With this pipeline, every AI query first retrieves the most semantically similar code from your project before generating a response. A question like “how do we handle database connection errors?” retrieves your actual error handling code as context, producing suggestions that match your established patterns exactly.

Keeping Codebase Indexes Current

A stale index is worse than no index because it generates confident suggestions based on outdated patterns. Build an incremental indexing strategy that updates the index as files change rather than reindexing the entire codebase on each update:

import hashlib
import json
from pathlib import Path

def get_file_hash(file_path: str) -> str:
    """Compute MD5 hash of file contents for change detection."""
    return hashlib.md5(Path(file_path).read_bytes()).hexdigest()
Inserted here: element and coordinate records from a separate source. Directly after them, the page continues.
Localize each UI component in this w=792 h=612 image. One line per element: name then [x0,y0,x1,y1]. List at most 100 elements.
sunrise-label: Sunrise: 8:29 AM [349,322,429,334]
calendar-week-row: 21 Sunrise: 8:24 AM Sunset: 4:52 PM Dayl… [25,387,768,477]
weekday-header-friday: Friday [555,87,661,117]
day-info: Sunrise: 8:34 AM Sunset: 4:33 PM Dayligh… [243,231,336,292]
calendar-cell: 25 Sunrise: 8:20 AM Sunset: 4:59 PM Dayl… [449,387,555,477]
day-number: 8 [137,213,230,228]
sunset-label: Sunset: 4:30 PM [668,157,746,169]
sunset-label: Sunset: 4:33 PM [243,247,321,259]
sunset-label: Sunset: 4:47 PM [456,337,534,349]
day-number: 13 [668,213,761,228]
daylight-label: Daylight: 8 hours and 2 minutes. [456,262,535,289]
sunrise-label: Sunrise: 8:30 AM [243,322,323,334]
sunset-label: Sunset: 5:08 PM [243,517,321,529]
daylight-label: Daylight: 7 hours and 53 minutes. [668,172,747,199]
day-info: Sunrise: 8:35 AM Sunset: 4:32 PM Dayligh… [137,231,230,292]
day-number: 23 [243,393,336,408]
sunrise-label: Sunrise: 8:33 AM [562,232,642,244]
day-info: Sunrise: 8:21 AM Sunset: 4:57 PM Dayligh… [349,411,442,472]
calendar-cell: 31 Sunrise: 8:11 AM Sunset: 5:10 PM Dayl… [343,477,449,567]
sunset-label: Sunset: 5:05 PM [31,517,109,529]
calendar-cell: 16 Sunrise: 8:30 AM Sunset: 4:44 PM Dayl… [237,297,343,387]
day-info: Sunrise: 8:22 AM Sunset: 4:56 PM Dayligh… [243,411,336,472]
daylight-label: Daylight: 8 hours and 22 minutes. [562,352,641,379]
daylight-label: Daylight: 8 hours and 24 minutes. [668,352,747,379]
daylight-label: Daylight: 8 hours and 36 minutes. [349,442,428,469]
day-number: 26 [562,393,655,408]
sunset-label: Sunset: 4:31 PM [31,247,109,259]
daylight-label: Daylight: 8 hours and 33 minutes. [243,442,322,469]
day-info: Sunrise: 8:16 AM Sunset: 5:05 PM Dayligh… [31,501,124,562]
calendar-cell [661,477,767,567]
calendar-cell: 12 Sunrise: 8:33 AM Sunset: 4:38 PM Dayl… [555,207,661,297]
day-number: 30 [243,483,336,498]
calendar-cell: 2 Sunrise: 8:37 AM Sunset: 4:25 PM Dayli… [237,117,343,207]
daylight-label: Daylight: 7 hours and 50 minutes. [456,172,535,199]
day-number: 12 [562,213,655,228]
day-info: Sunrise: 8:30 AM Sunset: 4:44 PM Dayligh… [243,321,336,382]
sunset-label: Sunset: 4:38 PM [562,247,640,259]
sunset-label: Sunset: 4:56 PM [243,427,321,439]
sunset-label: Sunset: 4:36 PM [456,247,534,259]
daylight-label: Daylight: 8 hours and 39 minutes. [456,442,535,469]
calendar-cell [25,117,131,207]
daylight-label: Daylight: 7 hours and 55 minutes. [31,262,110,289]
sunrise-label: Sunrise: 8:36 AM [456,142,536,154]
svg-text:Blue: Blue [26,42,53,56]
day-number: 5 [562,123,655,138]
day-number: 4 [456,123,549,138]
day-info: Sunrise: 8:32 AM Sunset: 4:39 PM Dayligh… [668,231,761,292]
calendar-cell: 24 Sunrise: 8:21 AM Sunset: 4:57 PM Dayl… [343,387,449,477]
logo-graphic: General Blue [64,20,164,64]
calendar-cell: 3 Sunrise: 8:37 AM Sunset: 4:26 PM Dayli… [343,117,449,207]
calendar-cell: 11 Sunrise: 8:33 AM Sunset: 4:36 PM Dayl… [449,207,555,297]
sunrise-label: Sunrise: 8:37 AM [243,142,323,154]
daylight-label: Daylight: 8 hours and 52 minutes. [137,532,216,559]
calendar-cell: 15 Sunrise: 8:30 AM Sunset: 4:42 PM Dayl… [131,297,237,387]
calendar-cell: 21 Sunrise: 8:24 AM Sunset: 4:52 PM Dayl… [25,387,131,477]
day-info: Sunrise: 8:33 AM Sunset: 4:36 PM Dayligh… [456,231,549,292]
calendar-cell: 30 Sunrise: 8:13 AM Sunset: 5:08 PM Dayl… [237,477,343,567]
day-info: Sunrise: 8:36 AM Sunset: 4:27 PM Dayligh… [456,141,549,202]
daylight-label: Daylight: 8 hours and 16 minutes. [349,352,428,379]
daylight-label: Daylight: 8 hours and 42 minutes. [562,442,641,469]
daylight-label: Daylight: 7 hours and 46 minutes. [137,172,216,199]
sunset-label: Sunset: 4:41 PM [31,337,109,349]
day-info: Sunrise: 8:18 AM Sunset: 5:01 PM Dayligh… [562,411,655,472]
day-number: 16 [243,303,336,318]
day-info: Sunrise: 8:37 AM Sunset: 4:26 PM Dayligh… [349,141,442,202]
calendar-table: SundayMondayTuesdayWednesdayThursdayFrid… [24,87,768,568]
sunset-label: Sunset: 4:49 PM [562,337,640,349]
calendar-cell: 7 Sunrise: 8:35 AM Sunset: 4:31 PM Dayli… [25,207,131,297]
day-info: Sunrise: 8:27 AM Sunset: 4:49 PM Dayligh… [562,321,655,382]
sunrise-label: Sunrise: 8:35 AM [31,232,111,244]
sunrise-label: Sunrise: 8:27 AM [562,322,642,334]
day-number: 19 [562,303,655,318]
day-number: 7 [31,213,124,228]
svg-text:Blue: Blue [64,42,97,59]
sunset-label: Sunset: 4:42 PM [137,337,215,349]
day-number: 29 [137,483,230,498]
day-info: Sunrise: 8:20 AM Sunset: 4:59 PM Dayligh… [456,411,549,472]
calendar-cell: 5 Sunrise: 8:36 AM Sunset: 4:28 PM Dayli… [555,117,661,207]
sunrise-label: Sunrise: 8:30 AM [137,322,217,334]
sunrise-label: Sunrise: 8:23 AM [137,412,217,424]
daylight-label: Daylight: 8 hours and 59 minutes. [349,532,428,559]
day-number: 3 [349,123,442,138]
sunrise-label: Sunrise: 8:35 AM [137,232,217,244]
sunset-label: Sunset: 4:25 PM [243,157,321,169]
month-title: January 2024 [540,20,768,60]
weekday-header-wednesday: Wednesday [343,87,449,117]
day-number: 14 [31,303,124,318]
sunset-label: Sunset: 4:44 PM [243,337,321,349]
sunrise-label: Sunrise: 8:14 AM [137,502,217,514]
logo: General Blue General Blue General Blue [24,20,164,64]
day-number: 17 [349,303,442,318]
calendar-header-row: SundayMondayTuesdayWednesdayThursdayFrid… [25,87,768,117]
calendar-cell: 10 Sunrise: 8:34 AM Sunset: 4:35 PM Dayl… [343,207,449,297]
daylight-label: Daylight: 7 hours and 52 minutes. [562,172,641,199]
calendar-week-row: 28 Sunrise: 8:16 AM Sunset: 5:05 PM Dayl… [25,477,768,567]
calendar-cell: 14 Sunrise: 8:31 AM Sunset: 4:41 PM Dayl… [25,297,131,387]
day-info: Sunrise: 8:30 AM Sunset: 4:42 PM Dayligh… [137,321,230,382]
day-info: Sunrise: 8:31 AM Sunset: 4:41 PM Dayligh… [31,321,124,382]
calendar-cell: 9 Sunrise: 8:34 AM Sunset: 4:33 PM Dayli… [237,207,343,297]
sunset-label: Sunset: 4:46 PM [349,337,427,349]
def incremental_update(project_path: str, hash_store: str = ".index-hashes.json"):
    """Update only changed files in the codebase index."""
    hashes = {}
    if Path(hash_store).exists():
        hashes = json.loads(Path(hash_store).read_text())

    updated = []
    deleted = []

    for fp in Path(project_path).rglob("*.py"):
        path_str = str(fp)
        current_hash = get_file_hash(path_str)
        if hashes.get(path_str) != current_hash:
            # File is new or changed — re-index it
            chunks = chunk_python_file(path_str)
            # Delete old chunks for this file from vector store
            old_ids = [c["id"] for c in collection.get(
                where={"file": path_str}
            )["ids"]]
            if old_ids:
                collection.delete(ids=old_ids)
            # Insert updated chunks
            if chunks:
                embeddings = embedder.encode([c["text"] for c in chunks]).tolist()
                collection.add(
                    ids=[c["id"] for c in chunks],
                    documents=[c["text"] for c in chunks],
                    embeddings=embeddings,
                    metadatas=[c["metadata"] for c in chunks]
                )
            hashes[path_str] = current_hash
            updated.append(path_str)

    Path(hash_store).write_text(json.dumps(hashes))
    print(f"Updated {len(updated)} files in index")
    return updated

Run this incremental update as a pre-commit hook or integrate it into your file watcher setup. The index stays current without the full reindex cost, keeping suggestions accurate even during rapid development cycles.